Honey built a large footprint as a browser extension that presents voucher codes and shopping offers during checkout. The allegations against it focus on whether it claimed commissions even when it did not deliver a discount or other incremental value on a transaction.

Kinlay framed Rakuten's move as a marker for how affiliate networks and merchants may respond when attribution disputes involve large partners.

"When a high-volume affiliate partner loses access to thousands of merchants overnight, it reinforces a hard truth many brands are already tackling, that scale without transparency does not equal value," said Kinlay.

Network response

Rakuten's decision could influence how brands evaluate affiliate partners, including browser extensions and loyalty tools that sit between a customer and the merchant during checkout. The affiliate channel depends on trust between merchants, networks and publishers, and disputes over attribution often affect smaller creators first because they lack leverage in the supply chain.

Kinlay said the case also underscored limited visibility for advertisers into where spend and commissions end up.

"Rakuten's decision on Honey is a signal of where the affiliate marketing industry is heading. Brands are largely unaware of the substantial losses from ad fraud and just how quickly they are adding up. Tactics like affiliate fraud are perfect for fraudsters as they allow them to steal attribution from a legitimate partner to siphon advertising budgets without brands even realising they're paying the wrong source," said Kinlay.

How fraud works

Affiliate fraud can take several forms, ranging from unauthorised voucher sites and trademark bidding to more technical tactics that manipulate tracking. A key risk involves misattribution, where a commission is paid to a party that did not drive the conversion.

Kinlay pointed to cookie stuffing as one method used to force attribution to a bad actor. The practice involves adding tracking cookies to a user's browser without a clear, legitimate referral action by that partner.

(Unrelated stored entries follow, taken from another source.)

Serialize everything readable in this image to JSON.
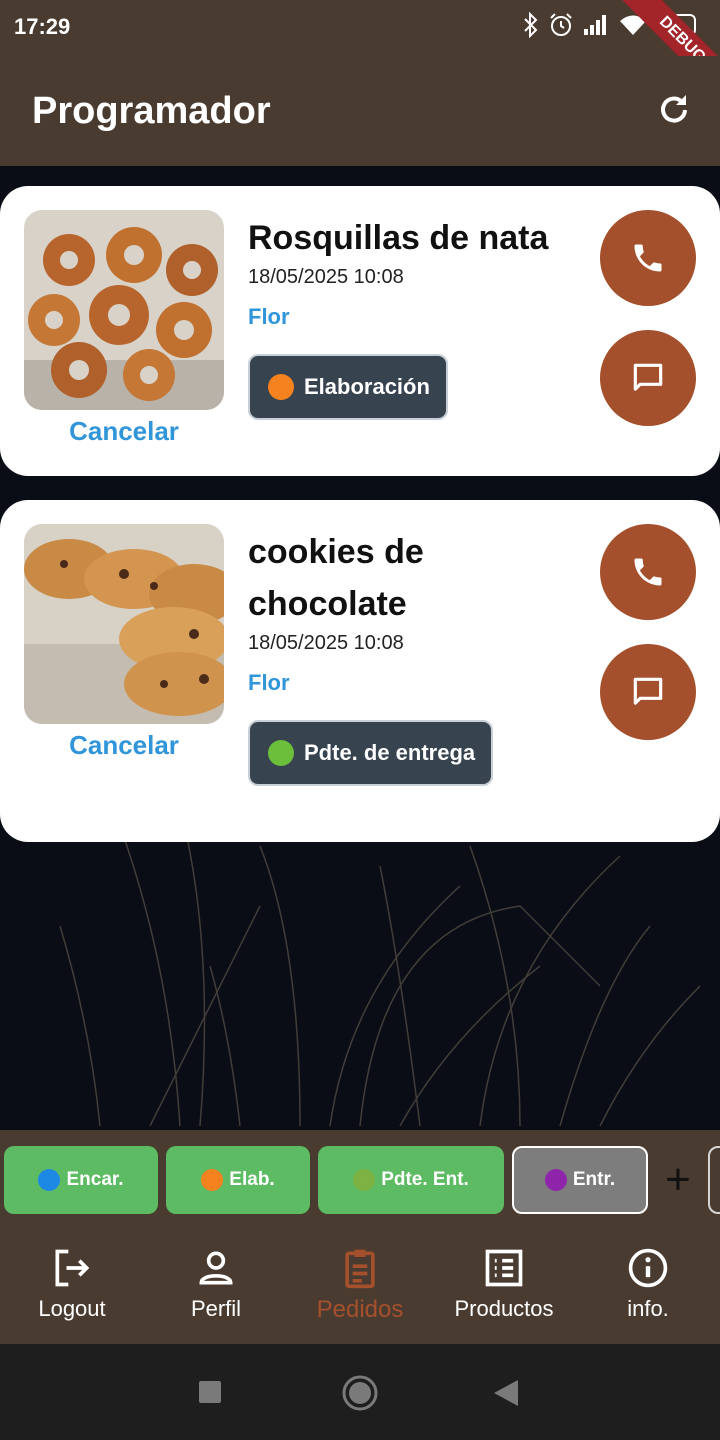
{
  "status_bar": {
    "time": "17:29",
    "battery": "42",
    "debug_label": "DEBUG"
  },
  "app_bar": {
    "title": "Programador"
  },
  "orders": [
    {
      "title": "Rosquillas de nata",
      "date": "18/05/2025 10:08",
      "customer": "Flor",
      "status": "Elaboración",
      "status_color": "#f5821f",
      "cancel": "Cancelar"
    },
    {
      "title": "cookies de chocolate",
      "date": "18/05/2025 10:08",
      "customer": "Flor",
      "status": "Pdte. de entrega",
      "status_color": "#6cbf3a",
      "cancel": "Cancelar"
    }
  ],
  "filters": [
    {
      "label": "Encar.",
      "dot_color": "#1e88e5",
      "selected": false
    },
    {
      "label": "Elab.",
      "dot_color": "#f5821f",
      "selected": false
    },
    {
      "label": "Pdte. Ent.",
      "dot_color": "#7cb342",
      "selected": false
    },
    {
      "label": "Entr.",
      "dot_color": "#8e24aa",
      "selected": true
    }
  ],
  "add_filter": "+",
  "nav": [
    {
      "label": "Logout",
      "icon": "logout-icon"
    },
    {
      "label": "Perfil",
      "icon": "person-icon"
    },
    {
      "label": "Pedidos",
      "icon": "clipboard-icon",
      "active": true
    },
    {
      "label": "Productos",
      "icon": "list-icon"
    },
    {
      "label": "info.",
      "icon": "info-icon"
    }
  ],
  "colors": {
    "header_brown": "#4a3b31",
    "accent_rust": "#a4502c",
    "link_blue": "#3195d9",
    "chip_green": "#5dbb63",
    "pill_slate": "#37434f"
  }
}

"Fraudsters leverage methods like cookie stuffing to secretly attach multiple irrelevant third-party cookies to a user after they visit another affiliate's website or click their link. If the user ends up visiting the target website and converts, the bad actor gets the credit, not the affiliate that has genuinely brought traffic to your site," said Kinlay.

He said the impact reaches beyond the initial commission payment and can distort how marketers optimise campaigns and allocate budget.

"Misattribution happens without advertisers ever being the wiser, leaving companies paying out redundant traffic. The problems don't stop there however, as companies begin to optimise towards the fraudulent source falsely believing it is driving results. In reality, incentives are misaligned and budgets are drifting away from genuine growth," said Kinlay.

Brand safeguards

Brands that rely on affiliate programmes often manage hundreds or thousands of partners. That scale can complicate oversight, especially where networks and intermediaries sit between the merchant and the end partner. Marketers also face pressure to keep acquisition costs down, which can lead to an overreliance on last-click metrics.

Kinlay argued that advertisers should challenge attribution assumptions and demand clearer explanations of how partners influence conversions.

"For brands relying on affiliate programmes, it's crucial to learn that if you cannot clearly explain who influenced the conversion and why, someone else is probably getting paid for it," said Kinlay.

He said monitoring and partner review should be treated as an ongoing requirement rather than a one-off audit.

"Just as businesses rely on antivirus software to protect their networks, advertisers need to safeguard their digital channels against a growing wave of ad fraud. One of ad fraud's biggest strengths is its ability to go undetected, but this can be circumvented with active monitoring. Advertisers should be screening new partners, reviewing their platforms, and weeding out unethical affiliates. Actively monitoring your analytics and clearing out suspicious affiliates will ensure they aren't getting away with ad fraud, and cleaner optimisation leads to growth that brands can actually trust," said Kinlay.